Case Study — Machine Learning-Guided Enzyme Engineering: Improving CO2-Fixation rate of Glycolyl-CoA Carboxylase

Guiding Leading Synthetic Biologists 2.8x Beyond Nobel Prize Winning Method

The Challenge

Maximizing enzyme optimization, minimizing resource use

The research group has spent years attempting to improve the speed at which this complex enzyme can catalyse CO2. They used rational design and directed evolution, a method that earned Frances Arnold the Nobel prize just four years earlier. These industry-standard approaches can take years of hands-on research and trial and error to deliver results. From the 8,000 variants, the group tested in their final round of directed evolution, only 20% turned out to be functional proteins. Of those, just one variant displayed enhanced properties.

Our client explains,

“After several rounds of directed evolution we gave up on further improvement.”
That’s when they brought Exazyme on board. Our goal was to help them understand and improve the complex enzyme.

The Solution

Discovering a 2.8x more effective variant in under 5 minutes

minutes to identify protein variants
wet lab tests
catalytic rate

Our AI-based algorithm created a list of novel protein variants to take to the wet lab for the client’s research team. The calculation took less than five minutes but replaced weeks of manual modeling.

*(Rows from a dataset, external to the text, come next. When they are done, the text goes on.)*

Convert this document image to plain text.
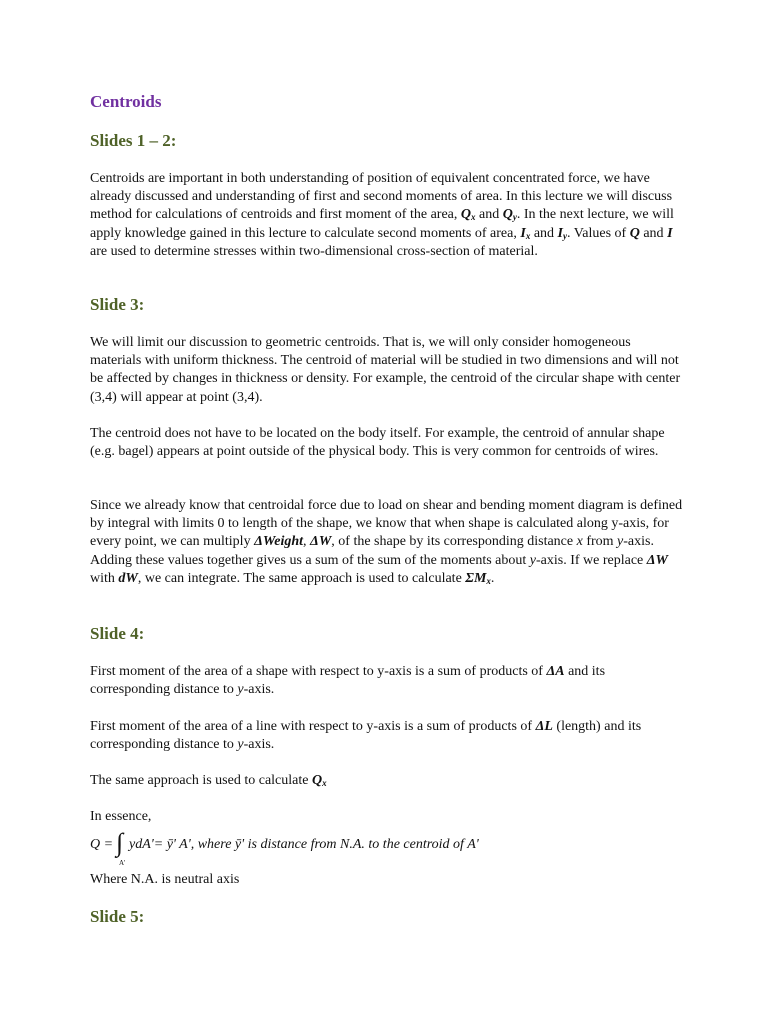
Centroids
Slides 1 – 2:

Centroids are important in both understanding of position of equivalent concentrated force, we have already discussed and understanding of first and second moments of area. In this lecture we will discuss method for calculations of centroids and first moment of the area, $Q_x$ and $Q_y$. In the next lecture, we will apply knowledge gained in this lecture to calculate second moments of area, $I_x$ and $I_y$. Values of Q and I are used to determine stresses within two-dimensional cross-section of material.

Slide 3:

We will limit our discussion to geometric centroids. That is, we will only consider homogeneous materials with uniform thickness. The centroid of material will be studied in two dimensions and will not be affected by changes in thickness or density. For example, the centroid of the circular shape with center (3,4) will appear at point (3,4).

The centroid does not have to be located on the body itself. For example, the centroid of annular shape (e.g. bagel) appears at point outside of the physical body. This is very common for centroids of wires.

Since we already know that centroidal force due to load on shear and bending moment diagram is defined by integral with limits 0 to length of the shape, we know that when shape is calculated along y-axis, for every point, we can multiply ΔWeight, ΔW, of the shape by its corresponding distance x from y-axis. Adding these values together gives us a sum of the sum of the moments about y-axis. If we replace ΔW with dW, we can integrate. The same approach is used to calculate $\Sigma M_x$.

Slide 4:

First moment of the area of a shape with respect to y-axis is a sum of products of ΔA and its corresponding distance to y-axis.

First moment of the area of a line with respect to y-axis is a sum of products of ΔL (length) and its corresponding distance to y-axis.

The same approach is used to calculate $Q_x$

In essence,

Q = ∫
A'
ydA'= ȳ' A', where ȳ' is distance from N.A. to the centroid of A'

Where N.A. is neutral axis

Slide 5:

The team experimentally tested the 10 variants our AI-tool produced. 90% of those tested were active. Two of the 10 variants tested displayed enhanced properties:

  • One showed a 2.8-fold increase in catalytic rate
  • Another consumed less ATP, making it 50% more energy-efficient

Before Exazyme
Rational design and directed evolution
Wet lab testing of 15,000+ variants
~20% active variants
Enhanced properties in ~1 in 8,000
After Exazyme
Algorithmic design and wet lab validation
Wet lab testing of 10 variants
90% active variants
Enhanced properties in 1 in 5

The Results

“We were amazed by the results”

Before partnering with us, the client had nearly given up on further optimizing the carboxylase. With Exazyme, they achieved a rapid and major breakthrough. The 2.8x improvement in protein catalysis speed surpassed even the best results achieved during years of using traditional methods.

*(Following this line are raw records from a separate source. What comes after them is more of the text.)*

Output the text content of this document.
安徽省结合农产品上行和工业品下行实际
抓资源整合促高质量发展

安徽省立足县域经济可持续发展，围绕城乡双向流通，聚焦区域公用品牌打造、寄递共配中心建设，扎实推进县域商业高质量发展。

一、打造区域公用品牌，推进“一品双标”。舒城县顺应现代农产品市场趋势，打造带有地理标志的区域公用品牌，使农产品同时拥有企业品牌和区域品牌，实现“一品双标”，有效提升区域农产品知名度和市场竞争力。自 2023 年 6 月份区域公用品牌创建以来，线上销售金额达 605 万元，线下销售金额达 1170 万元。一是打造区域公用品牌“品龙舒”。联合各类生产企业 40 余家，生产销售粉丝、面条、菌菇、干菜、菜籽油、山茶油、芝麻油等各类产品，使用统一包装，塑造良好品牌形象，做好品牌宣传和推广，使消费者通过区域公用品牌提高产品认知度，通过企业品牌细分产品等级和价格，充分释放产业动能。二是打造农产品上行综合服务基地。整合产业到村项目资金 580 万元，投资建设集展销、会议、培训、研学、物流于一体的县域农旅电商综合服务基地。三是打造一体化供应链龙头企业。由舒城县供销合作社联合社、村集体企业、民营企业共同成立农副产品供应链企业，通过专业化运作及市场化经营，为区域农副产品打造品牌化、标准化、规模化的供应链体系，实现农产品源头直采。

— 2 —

The head of this research group says,

“We were amazed by the results. We were surprised to see such a strong performance jump with the variant Exazyme suggested."
Ingmar Schuster, Exazyme CEO agrees. “We are extremely proud of this breakthrough and the impact it will have on the field of protein engineering. Our software is a game changer for researchers, making it easy to achieve better results with fewer experiments.”

The Future

Pushing the boundaries of protein engineering

Today, our partnership with this client continues on their upcoming research projects. As the team continues to improve the carboxylase catalysis rate and more, we offer customized tools that make designing proteins as easy as using an app.

Ingmar says, “We look forward to continuing to push the boundaries of what's possible with AI for protein engineering." We can’t wait to see what we’ll discover.

Contact our team to see how we can work together.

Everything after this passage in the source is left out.